Cremation is a process in which a body is reduced to inorganic bone fragments by intense heat in a specifically designed retort or chamber. After the cremation is completed, the cremated remains are processed and placed into a temporary container, usually plastic or cardboard, and are returned to the family or funeral home.
A cremation container is a leak resistant, rigid container, that is combustible, which the deceased human body is placed into for transportation and loading into the crematory retort. Crematories require that a cremation container or a cremation casket be used.
A rental casket is a standard size casket that is manufactured from wood or metal with a cremation container inside. This casket has a disposable interior that is replaced after each use. At our funeral home we rent a solid oak casket.
An urn is a receptacle that contains the cremated human remains. It may be constructed from metal, wood, plastic, ceramic or stone. Urns may be simple or beautiful works of art that may represent the personality of the individual.
No. An urn is not required for purchase. The temporary container provided by the crematorium is sufficient enough for transportation and burial. However, some families prefer the cremated remains to be placed in a more permanent and aesthetic container, such as an urn.

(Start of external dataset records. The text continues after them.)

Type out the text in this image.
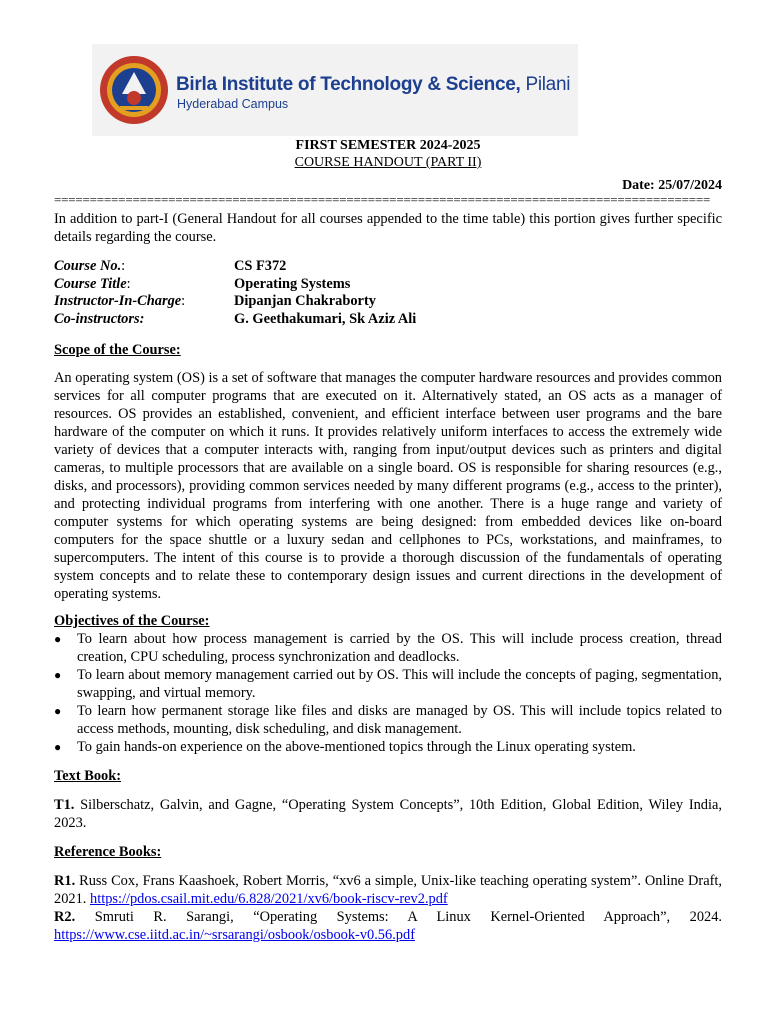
Birla Institute of Technology & Science, Pilani
Hyderabad Campus
FIRST SEMESTER 2024-2025
COURSE HANDOUT (PART II)
Date: 25/07/2024
============================================================================================
In addition to part-I (General Handout for all courses appended to the time table) this portion gives further specific details regarding the course.
Course No.:	CS F372
Course Title:	Operating Systems
Instructor-In-Charge:	Dipanjan Chakraborty
Co-instructors:	G. Geethakumari, Sk Aziz Ali
Scope of the Course:
An operating system (OS) is a set of software that manages the computer hardware resources and provides common services for all computer programs that are executed on it. Alternatively stated, an OS acts as a manager of resources. OS provides an established, convenient, and efficient interface between user programs and the bare hardware of the computer on which it runs. It provides relatively uniform interfaces to access the extremely wide variety of devices that a computer interacts with, ranging from input/output devices such as printers and digital cameras, to multiple processors that are available on a single board. OS is responsible for sharing resources (e.g., disks, and processors), providing common services needed by many different programs (e.g., access to the printer), and protecting individual programs from interfering with one another. There is a huge range and variety of computer systems for which operating systems are being designed: from embedded devices like on-board computers for the space shuttle or a luxury sedan and cellphones to PCs, workstations, and mainframes, to supercomputers. The intent of this course is to provide a thorough discussion of the fundamentals of operating system concepts and to relate these to contemporary design issues and current directions in the development of operating systems.
Objectives of the Course:
● To learn about how process management is carried by the OS. This will include process creation, thread creation, CPU scheduling, process synchronization and deadlocks.
● To learn about memory management carried out by OS. This will include the concepts of paging, segmentation, swapping, and virtual memory.
● To learn how permanent storage like files and disks are managed by OS. This will include topics related to access methods, mounting, disk scheduling, and disk management.
● To gain hands-on experience on the above-mentioned topics through the Linux operating system.
Text Book:
T1. Silberschatz, Galvin, and Gagne, “Operating System Concepts”, 10th Edition, Global Edition, Wiley India, 2023.
Reference Books:
R1. Russ Cox, Frans Kaashoek, Robert Morris, “xv6 a simple, Unix-like teaching operating system”. Online Draft, 2021. https://pdos.csail.mit.edu/6.828/2021/xv6/book-riscv-rev2.pdf
R2. Smruti R. Sarangi, “Operating Systems: A Linux Kernel-Oriented Approach”, 2024. https://www.cse.iitd.ac.in/~srsarangi/osbook/osbook-v0.56.pdf
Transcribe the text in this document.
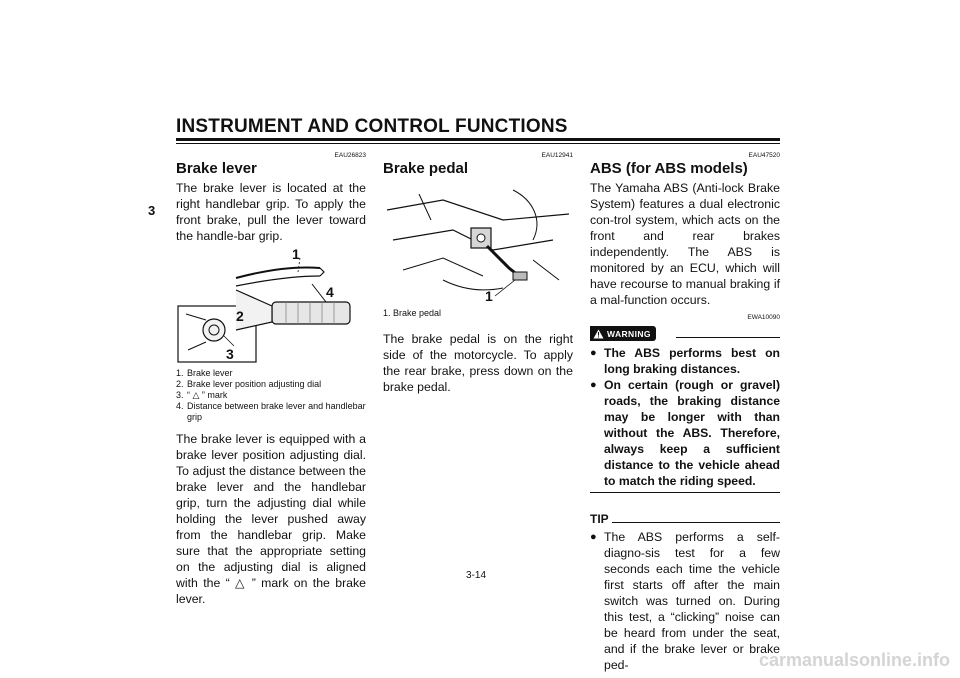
INSTRUMENT AND CONTROL FUNCTIONS
3

EAU26823

Brake lever

The brake lever is located at the right handlebar grip. To apply the front brake, pull the lever toward the handle-bar grip.

1
2
3
4
1. Brake lever
2. Brake lever position adjusting dial
3. “ △ ” mark
4. Distance between brake lever and handlebar grip

The brake lever is equipped with a brake lever position adjusting dial. To adjust the distance between the brake lever and the handlebar grip, turn the adjusting dial while holding the lever pushed away from the handlebar grip. Make sure that the appropriate setting on the adjusting dial is aligned with the “ △ ” mark on the brake lever.

EAU12941

Brake pedal
1

1. Brake pedal

The brake pedal is on the right side of the motorcycle. To apply the rear brake, press down on the brake pedal.

EAU47520

ABS (for ABS models)

The Yamaha ABS (Anti-lock Brake System) features a dual electronic con-trol system, which acts on the front and rear brakes independently. The ABS is monitored by an ECU, which will have recourse to manual braking if a mal-function occurs.

EWA10090

WARNING
● The ABS performs best on long braking distances.
● On certain (rough or gravel) roads, the braking distance may be longer with than without the ABS. Therefore, always keep a sufficient distance to the vehicle ahead to match the riding speed.
TIP
● The ABS performs a self-diagno-sis test for a few seconds each time the vehicle first starts off after the main switch was turned on. During this test, a “clicking” noise can be heard from under the seat, and if the brake lever or brake ped-
3-14
carmanualsonline.info
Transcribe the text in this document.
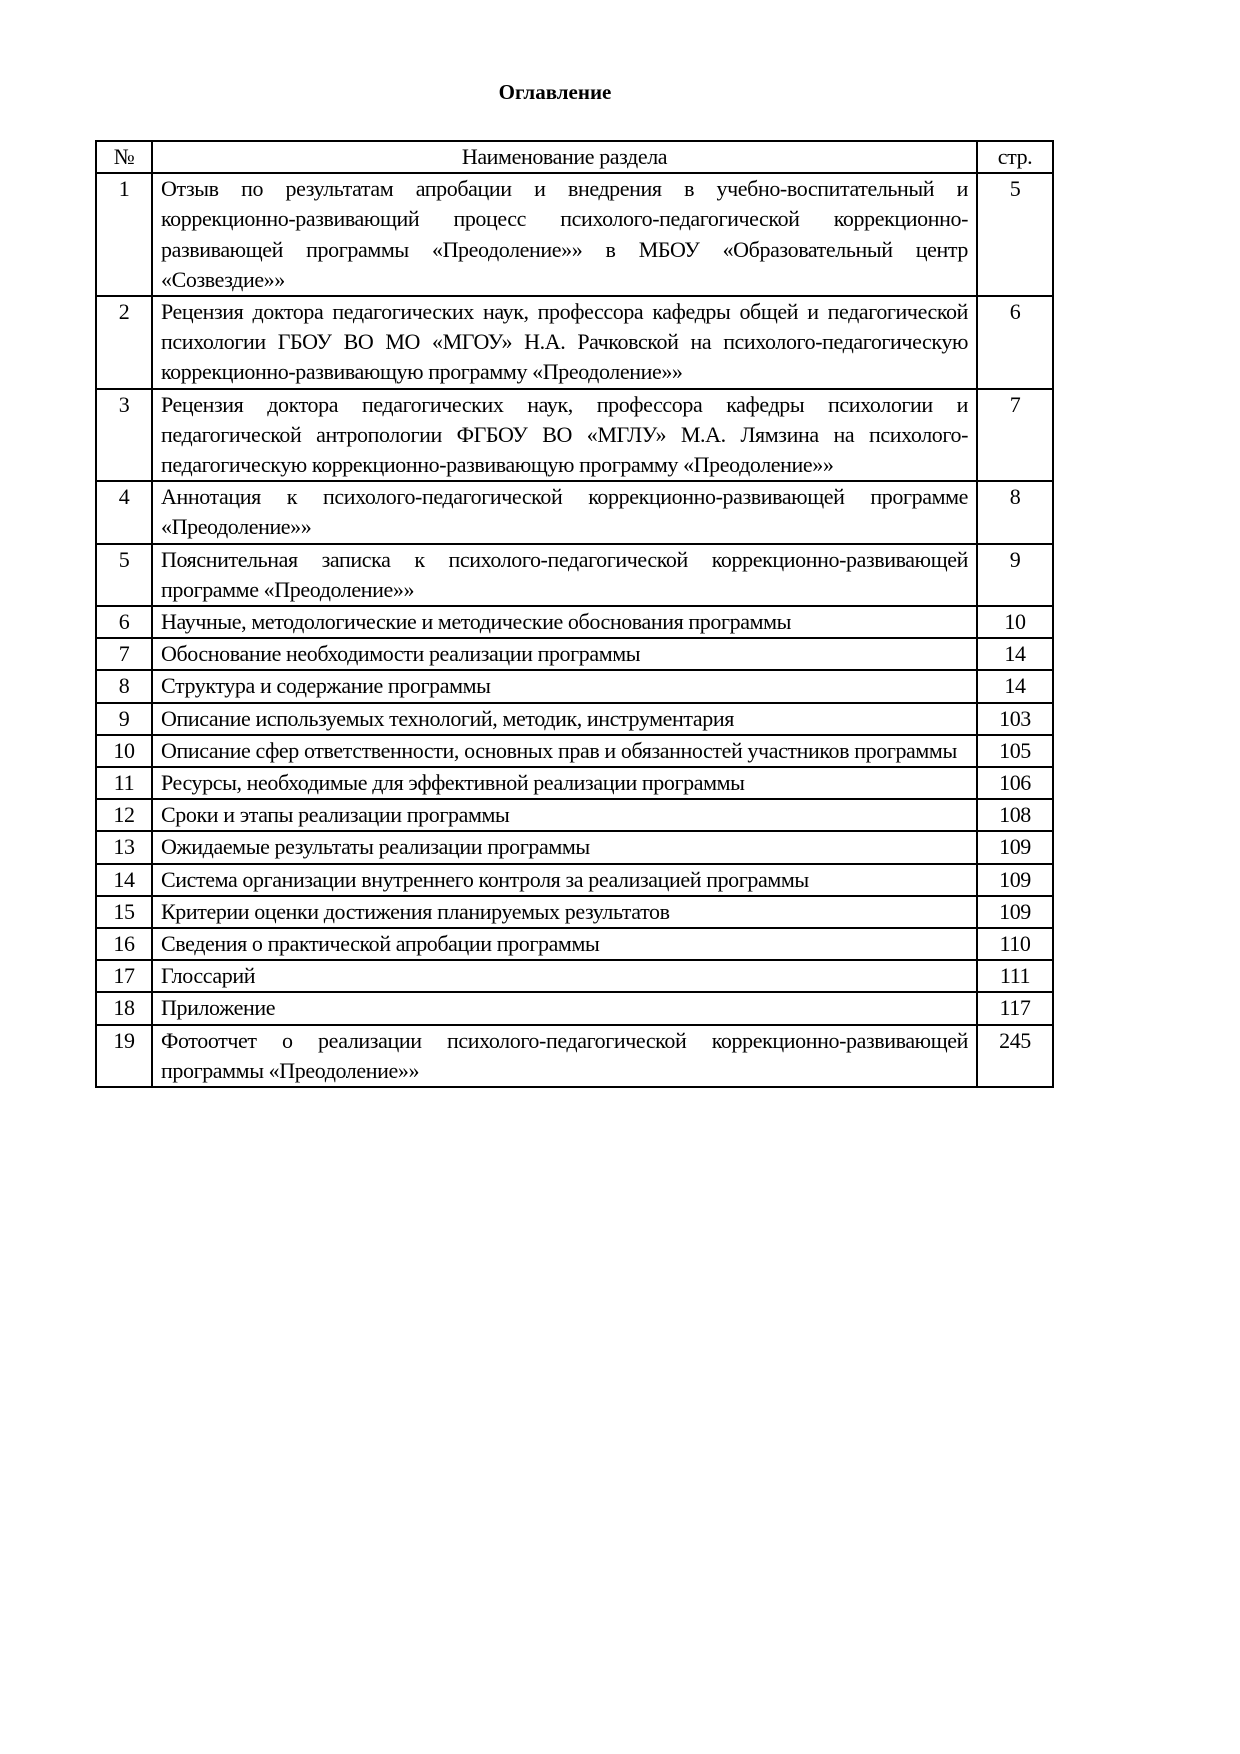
Оглавление
№	Наименование раздела	стр.
1	Отзыв по результатам апробации и внедрения в учебно-воспитательный и коррекционно-развивающий процесс психолого-педагогической коррекционно-развивающей программы «Преодоление»» в МБОУ «Образовательный центр «Созвездие»»	5
2	Рецензия доктора педагогических наук, профессора кафедры общей и педагогической психологии ГБОУ ВО МО «МГОУ» Н.А. Рачковской на психолого-педагогическую коррекционно-развивающую программу «Преодоление»»	6
3	Рецензия доктора педагогических наук, профессора кафедры психологии и педагогической антропологии ФГБОУ ВО «МГЛУ» М.А. Лямзина на психолого-педагогическую коррекционно-развивающую программу «Преодоление»»	7
4	Аннотация к психолого-педагогической коррекционно-развивающей программе «Преодоление»»	8
5	Пояснительная записка к психолого-педагогической коррекционно-развивающей программе «Преодоление»»	9
6	Научные, методологические и методические обоснования программы	10
7	Обоснование необходимости реализации программы	14
8	Структура и содержание программы	14
9	Описание используемых технологий, методик, инструментария	103
10	Описание сфер ответственности, основных прав и обязанностей участников программы	105
11	Ресурсы, необходимые для эффективной реализации программы	106
12	Сроки и этапы реализации программы	108
13	Ожидаемые результаты реализации программы	109
14	Система организации внутреннего контроля за реализацией программы	109
15	Критерии оценки достижения планируемых результатов	109
16	Сведения о практической апробации программы	110
17	Глоссарий	111
18	Приложение	117
19	Фотоотчет о реализации психолого-педагогической коррекционно-развивающей программы «Преодоление»»	245
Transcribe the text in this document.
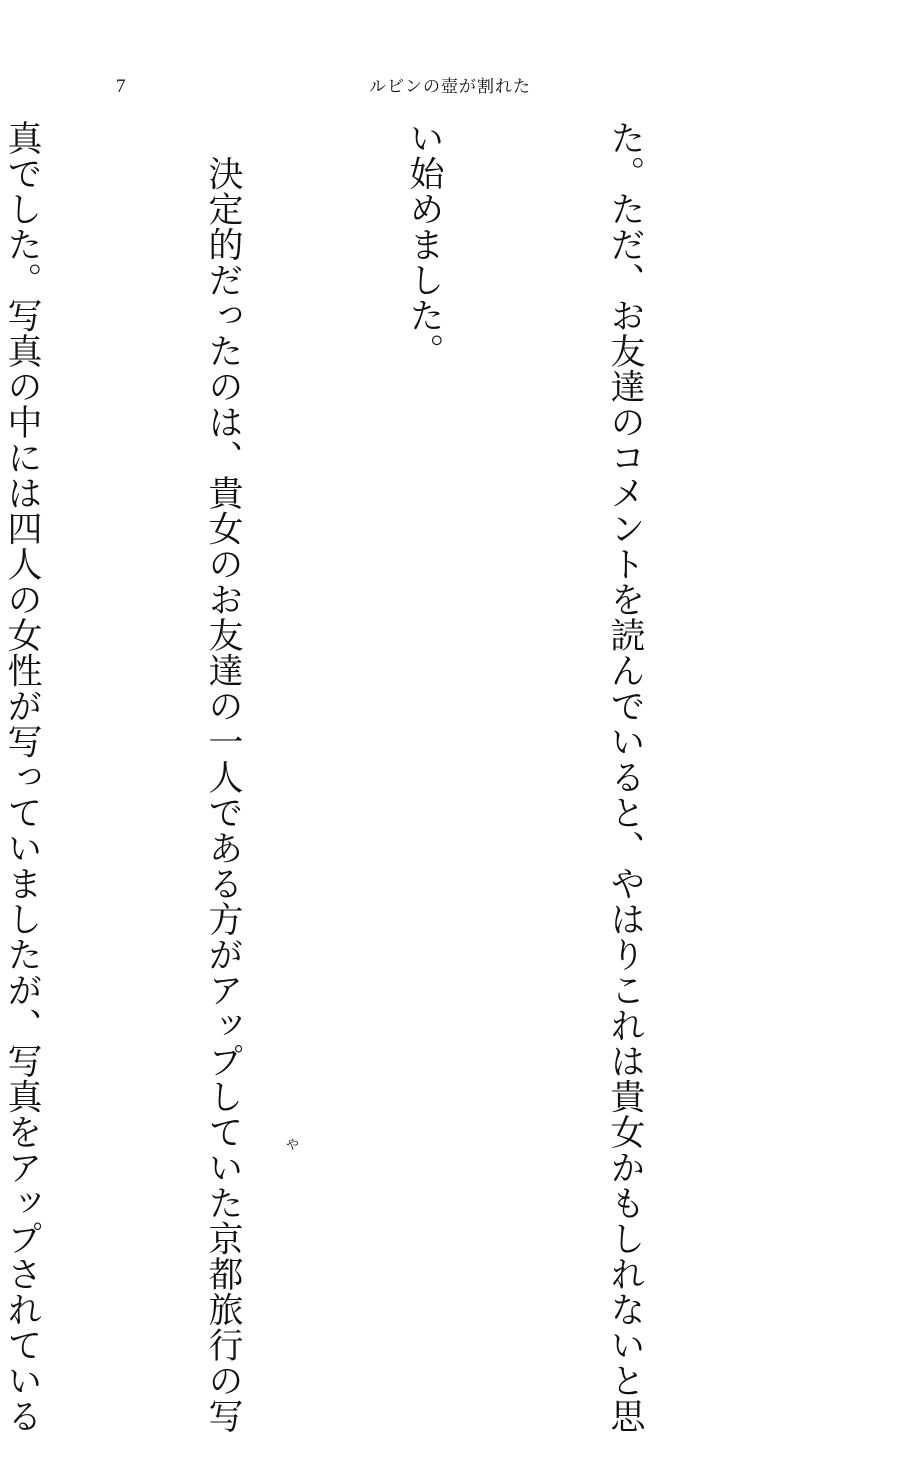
7	ルビンの壺が割れた

た。ただ、お友達のコメントを読んでいると、やはりこれは貴女かもしれないと思

い始めました。

　決定的だったのは、貴女のお友達の一人である方がアップしていた京都旅行の写

真でした。写真の中には四人の女性が写っていましたが、写真をアップされている

	や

Cremation is a choice of final disposition with several options. These options may be: Immediate cremation with or without a memorial service. Visitation with the body present followed by a memorial service or a traditional funeral that would include a visitation and funeral service with the body present in a cremation casket. Following the service, instead of going to the cemetery for the final rites, the body is transported to the crematory for final disposition. Following the cremation, the cremated remains may be buried, entombed, scattered or kept with the family.